Miles de españoles, sí, miles o millones, se han mofado con saña de Pablo Iglesias por haberse emocionado en público, por haber roto a llorar en ese congreso que nunca ha sido tanto el de los ratones, como lo describió el mejor fabulista alavés, que no es Samaniego sino Evaristo. Entre los burlones hemos visto a periodistas biliosos y políticos cipotudos, y los más hirientes han sido quienes son mezcla de centauro ideológico y unicornio mediático: con las patas de uno cocean, con el cuerno de otro alancean.

Hay algo muy paleolítico en esa necesidad permanente de salir a escena con aire chulesco de espagueti western, esa confusión que creíamos superada entre sensibilidad y debilidad. Bertín ha hecho muchísimo daño. Hay algo muy limitado, muy pobre de espíritu en esa actitud que se balancea entre la mala ostia y la carcajada gregaria, sin jamás centrarse para darse y darnos un respiro, no vayan a parecer mingafrías.
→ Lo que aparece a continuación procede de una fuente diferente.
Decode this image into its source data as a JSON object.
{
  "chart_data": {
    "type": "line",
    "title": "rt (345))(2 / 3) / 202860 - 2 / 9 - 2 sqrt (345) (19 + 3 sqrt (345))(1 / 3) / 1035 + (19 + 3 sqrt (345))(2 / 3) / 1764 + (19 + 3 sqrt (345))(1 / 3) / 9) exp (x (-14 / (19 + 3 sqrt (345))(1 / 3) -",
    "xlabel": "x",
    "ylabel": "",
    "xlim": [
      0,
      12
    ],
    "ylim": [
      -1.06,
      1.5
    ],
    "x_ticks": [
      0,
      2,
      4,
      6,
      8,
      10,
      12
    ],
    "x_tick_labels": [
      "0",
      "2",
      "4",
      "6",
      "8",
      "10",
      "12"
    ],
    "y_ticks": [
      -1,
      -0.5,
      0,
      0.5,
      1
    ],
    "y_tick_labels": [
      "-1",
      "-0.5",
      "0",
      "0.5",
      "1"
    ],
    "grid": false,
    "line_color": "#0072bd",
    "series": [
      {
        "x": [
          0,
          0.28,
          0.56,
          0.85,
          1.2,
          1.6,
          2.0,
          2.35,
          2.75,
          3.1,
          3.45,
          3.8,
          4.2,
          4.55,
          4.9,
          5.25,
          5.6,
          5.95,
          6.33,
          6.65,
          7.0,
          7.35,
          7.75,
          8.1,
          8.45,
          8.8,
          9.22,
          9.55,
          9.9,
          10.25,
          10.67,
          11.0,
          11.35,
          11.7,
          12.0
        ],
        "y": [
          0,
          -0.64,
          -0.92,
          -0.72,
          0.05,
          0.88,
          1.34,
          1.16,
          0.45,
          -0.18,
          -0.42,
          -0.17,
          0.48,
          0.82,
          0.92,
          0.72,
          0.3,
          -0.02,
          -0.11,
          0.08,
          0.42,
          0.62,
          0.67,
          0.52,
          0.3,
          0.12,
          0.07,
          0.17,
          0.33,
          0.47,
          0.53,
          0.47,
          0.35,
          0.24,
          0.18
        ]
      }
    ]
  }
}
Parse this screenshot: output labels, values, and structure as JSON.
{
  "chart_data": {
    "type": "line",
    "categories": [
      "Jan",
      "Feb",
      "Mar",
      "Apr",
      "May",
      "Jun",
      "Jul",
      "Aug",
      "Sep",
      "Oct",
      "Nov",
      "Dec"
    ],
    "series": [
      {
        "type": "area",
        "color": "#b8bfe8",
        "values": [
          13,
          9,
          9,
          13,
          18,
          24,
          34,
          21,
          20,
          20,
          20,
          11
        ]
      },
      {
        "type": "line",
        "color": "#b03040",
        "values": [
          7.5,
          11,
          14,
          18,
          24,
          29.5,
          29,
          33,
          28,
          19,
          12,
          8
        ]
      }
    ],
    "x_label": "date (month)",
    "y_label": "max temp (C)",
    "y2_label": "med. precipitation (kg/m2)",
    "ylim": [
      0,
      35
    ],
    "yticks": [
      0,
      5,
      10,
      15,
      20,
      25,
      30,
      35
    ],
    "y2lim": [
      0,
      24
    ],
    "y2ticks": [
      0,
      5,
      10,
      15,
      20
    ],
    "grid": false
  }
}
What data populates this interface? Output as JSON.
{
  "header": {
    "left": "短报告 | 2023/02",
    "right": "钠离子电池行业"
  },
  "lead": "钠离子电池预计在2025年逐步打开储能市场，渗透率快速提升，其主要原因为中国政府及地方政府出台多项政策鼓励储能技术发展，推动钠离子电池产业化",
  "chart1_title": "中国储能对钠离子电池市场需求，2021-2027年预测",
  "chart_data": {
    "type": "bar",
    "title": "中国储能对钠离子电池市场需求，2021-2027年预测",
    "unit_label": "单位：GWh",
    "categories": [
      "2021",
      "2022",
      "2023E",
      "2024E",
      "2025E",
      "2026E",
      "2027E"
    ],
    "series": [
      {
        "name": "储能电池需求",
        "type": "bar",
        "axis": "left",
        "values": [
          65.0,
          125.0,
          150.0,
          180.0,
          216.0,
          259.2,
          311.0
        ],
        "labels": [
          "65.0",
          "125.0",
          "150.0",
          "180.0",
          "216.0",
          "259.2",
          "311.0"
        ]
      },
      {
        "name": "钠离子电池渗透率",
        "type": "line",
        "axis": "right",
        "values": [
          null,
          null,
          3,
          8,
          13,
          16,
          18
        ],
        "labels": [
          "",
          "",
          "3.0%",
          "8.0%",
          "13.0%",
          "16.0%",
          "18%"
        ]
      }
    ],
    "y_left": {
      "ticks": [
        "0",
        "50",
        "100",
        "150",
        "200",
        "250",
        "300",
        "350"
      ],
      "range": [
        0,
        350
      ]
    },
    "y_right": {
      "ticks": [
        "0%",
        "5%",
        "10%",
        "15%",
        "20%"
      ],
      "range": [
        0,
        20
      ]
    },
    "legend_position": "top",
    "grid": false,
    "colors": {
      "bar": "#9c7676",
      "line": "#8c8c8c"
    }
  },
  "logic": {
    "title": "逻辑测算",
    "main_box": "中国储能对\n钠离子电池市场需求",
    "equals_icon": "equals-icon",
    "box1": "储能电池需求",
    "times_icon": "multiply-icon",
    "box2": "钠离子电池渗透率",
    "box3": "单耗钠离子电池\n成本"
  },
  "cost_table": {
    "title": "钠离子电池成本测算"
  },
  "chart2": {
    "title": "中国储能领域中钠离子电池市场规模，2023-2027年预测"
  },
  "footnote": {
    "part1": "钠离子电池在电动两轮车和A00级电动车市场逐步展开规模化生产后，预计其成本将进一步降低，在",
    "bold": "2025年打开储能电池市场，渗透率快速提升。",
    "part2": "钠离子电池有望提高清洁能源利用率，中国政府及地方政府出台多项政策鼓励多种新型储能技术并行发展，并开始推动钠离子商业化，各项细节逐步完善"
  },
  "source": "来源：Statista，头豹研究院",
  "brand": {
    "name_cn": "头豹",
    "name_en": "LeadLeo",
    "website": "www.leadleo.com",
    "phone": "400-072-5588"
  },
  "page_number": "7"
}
Al eructo de toda la vida hoy lo visten de corbata o uniforme, pero sigue apestando a la peor brutalidad, la que de tanto impostarla se les ha hecho natural. Sin complejos, dicen, cuando ya es sin educación.

Vuelve el adjetivo mujeril para apellidar al mero llanto, y de paso se escupe a la lucha de unas. Vuelve el sustantivo nenaza para definir al dubitativo, al blando, y así se patea al orgullo de otros. Se estila poner las botas sobre la mesa e imponer la bandera sobre el Peñón, cualquier peñón. Y sí, les da vergüenza ajena que alguien llore como un niño. Y a mí, si fuera niño, lo que me daría vergüenza propia es reír como esos adultos, los duros de la disco, los matones de barrio, vayan a pie, en moto a caballo. No andan: pisotean.